BCCI v Ali was one of the five test cases brought to determine whether the Bank's conduct was of sufficient gravity to be a breach of the duty of trust and confidence and, if so, what was the employee's loss as a result of the breach and whether it should be compensated in damages.
In Ali the High Court dismissed the claims for stigma damages saying that the employees were unable to establish that the negative publicity given to the Bank prevented them getting new work and caused them financial loss. The case means that the precluded flood of stigma damages cases are unlikely to succeed, without proof of actual loss. One of the Court's suggestions for proving loss is for the employees to call prospective employers who turned them down, as witnesses. Not a realistic proposition in many cases! But the evidence of a recruitment agency could be a possibility.

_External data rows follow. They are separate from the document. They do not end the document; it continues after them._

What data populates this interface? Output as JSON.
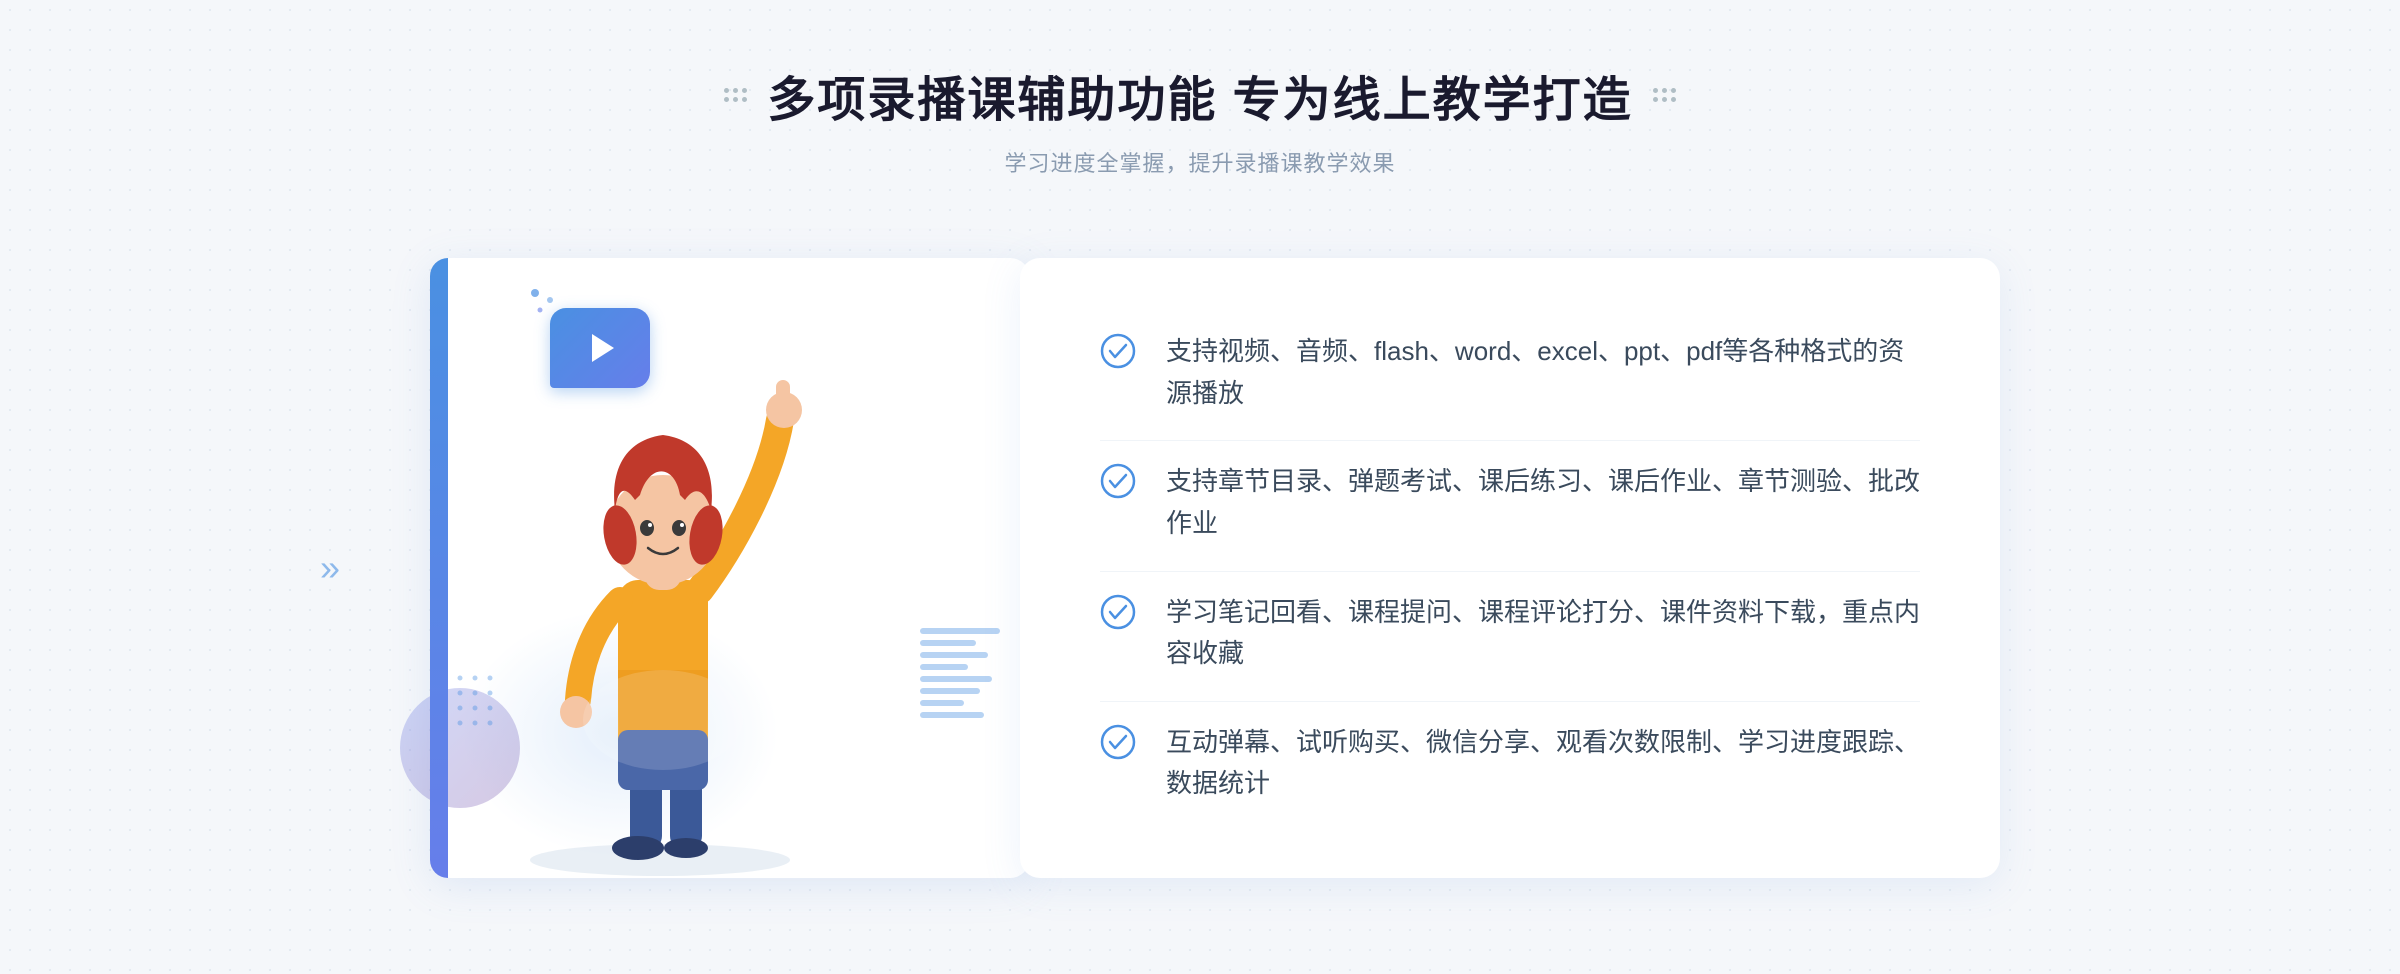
{
  "header": {
    "title": "多项录播课辅助功能 专为线上教学打造",
    "subtitle": "学习进度全掌握，提升录播课教学效果",
    "decorator_left": "⁝⁝",
    "decorator_right": "⁝⁝"
  },
  "features": [
    {
      "id": "feature-1",
      "text": "支持视频、音频、flash、word、excel、ppt、pdf等各种格式的资源播放"
    },
    {
      "id": "feature-2",
      "text": "支持章节目录、弹题考试、课后练习、课后作业、章节测验、批改作业"
    },
    {
      "id": "feature-3",
      "text": "学习笔记回看、课程提问、课程评论打分、课件资料下载，重点内容收藏"
    },
    {
      "id": "feature-4",
      "text": "互动弹幕、试听购买、微信分享、观看次数限制、学习进度跟踪、数据统计"
    }
  ],
  "colors": {
    "primary": "#4a90e2",
    "secondary": "#667eea",
    "text_dark": "#1a1a2e",
    "text_medium": "#3a4a5c",
    "text_light": "#8a9bb0",
    "white": "#ffffff",
    "bg": "#f5f7fa"
  },
  "icons": {
    "check": "check-circle",
    "play": "play-triangle",
    "left_arrow": "double-chevron-left"
  }
}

The case however, also gives guidance about the duty of trust and confidence in the context of an employer's general misconduct not aimed at a particular employee.
In Ali there was a document detailing the Bank's dishonest conduct of its business. This "agreed misconduct" included systematic fraudulent activities over a long period of time and on a massive scale, designed to conceal and disguise the Bank's true financial position so as to enable it to continue operating when it was unlawful. The employees were persuaded that the Bank was both respectable and solvent, and were under constant pressure to persuade family, friends and acquaintances to put their money in the Bank. Mr Justice Lightman says in his judgment "The Bank in a very real sense traded on their [the employees] loyalty and integrity".
The Judge says that misconduct on the part of an employer amounting to the breach of the duty of trust and confidence "must be serious indeed". Is the conduct such that "the employee cannot reasonably be expected to tolerate it a moment longer after he has discovered it and to walk out of his job without prior notice?"
A high threshold is required to establish a breach and the conduct must be "grave". It also must be "likely" to "destroy or seriously damage" the relationship of trust and confidence with the employee who makes a claim. The Judge defines "likely" as meaning more than 51% and has "a pretty good chance". He also states that although carrying on a business in a corrupt and dishonest manner is an example of such a breach, carrying on an insolvent business would not necessarily be enough.
Whilst the case makes is no more likely that employees' claims of constructive dismissal will succeed where the conduct complained of is general, not specific to an individual, it does give guidance which will assist advisors. It demonstrates the difficulties in constructive dismissal cases and the full weight of the evidential burden on the employees in these cases.